The master of the revels is the film's protagonist and unrepentant narrator, Jordan Belfort (Leonardo DiCaprio), upon whose self-aggrandising memoir the film is based. In his early 20s he joins a major stockbroking firm, but his coked-up mentor (Matthew McConaughey) has barely finished his introductory pep-talk—"Move your money from your client's pocket into your pocket"—before Black Monday comes around and Belfort is laid off. When he can't find another job on Wall Street, he resorts to selling penny stock from a boiler room in Long Island. He develops such a taste for aggressive and disingenuous cold-calling that he sets up his own company, Stratton Oakmont. His staff consists of a crack-smoking furniture salesman (Jonah Hill) and the various drop-outs he knows from school. Everyone is willing to follow the scripts he gives them, and they are just as willing to ignore his various illegal practices. Soon Stratton Oakmont is raking in millions—as well as attracting the attention of a doggedly disapproving FBI agent (Kyle Chandler).

Mr Scorsese is less disapproving. Having last made a children's film, "Hugo", perhaps he was in the mood for some swaggering, testosterone-drenched, adult-oriented entertainment. Whatever the reason, "The Wolf of Wall Street" is his most exuberant and overtly comic film: a frequently hilarious, manically energetic cavalcade of drug cocktails, naked blondes, helicopter crash-landings, and obscene spending sprees. It isn't just studded with wild parties; the whole film is a wild party.

Still, the rowdiest parties are also the most tiring. "The Wolf of Wall Street" is, essentially, a string of hair-raising anecdotes, and while all of them are funny, outrageous and masterfully told, very few of them advance the plot or deepen the characterisation, so they become exhausting. It takes about half an hour for the hard-working Dr Jekyll to mutate into a hedonistic Mr Hyde, and from then on the film just keeps charging from one orgy to the next until the inevitable day when the FBI agent makes his move. It's a wisp of a narrative, given the three-hour running time—Mr Scorsese's longest ever.

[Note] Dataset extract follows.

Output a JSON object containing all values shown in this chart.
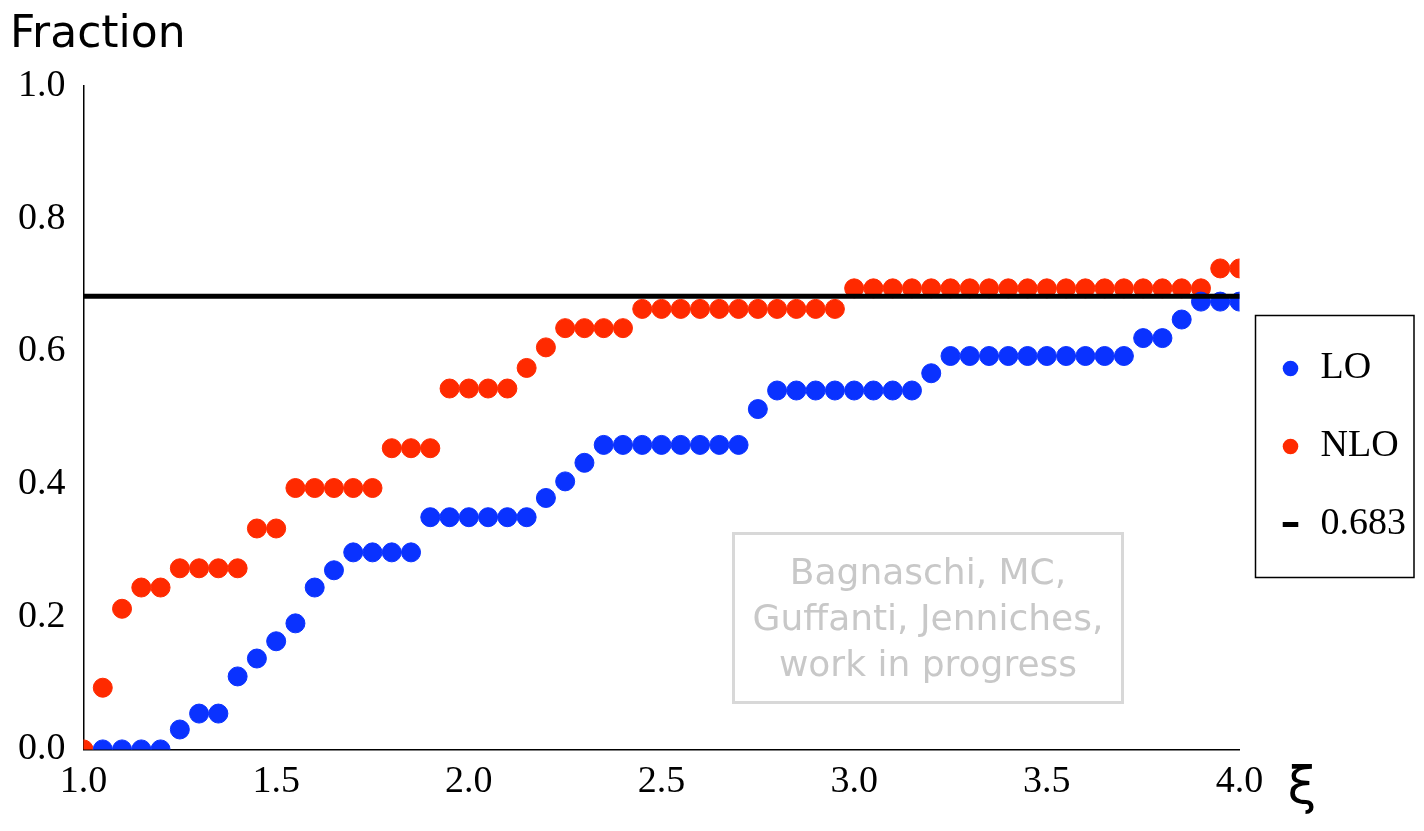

Anyone who's seen "Raging Bull" or "Goodfellas" will be waiting for the film to dig beneath the surface of the alpha-male anti-hero, and expose the self-loathing that makes him so reliant on drugs, prostitutes and designer suits. But the screenplay (by Terence Winter) is too carried away by the bacchanalian bad behaviour to concern itself with Belfort's psyche. Instead, it presents him much as he'd present himself, and leaves the moralising to the viewer.

Why is "The Wolf of Wall Street" so soft on Belfort? Maybe it's because Mr Scorsese, too, was a New Yorker from an unglamorous background who barged into the big time with motormouthed assurance before developing a severe cocaine addiction. When Belfort is shown handing out scripts to his employees, and pumping them up with inspirational speeches, he could be a film director himself: the uninhibited, live-wire Mr DiCaprio sometimes even looks and sounds like a younger Mr Scorsese. But whatever the similarities between Mr Scorsese and Belfort, the latter was still nothing more than a dissolute swindler—and that's about all the film has to say on the matter. Still, it is possible to enjoy the rip-roaring party Mr Scorsese has thrown him without feeling that he is interesting enough to deserve it.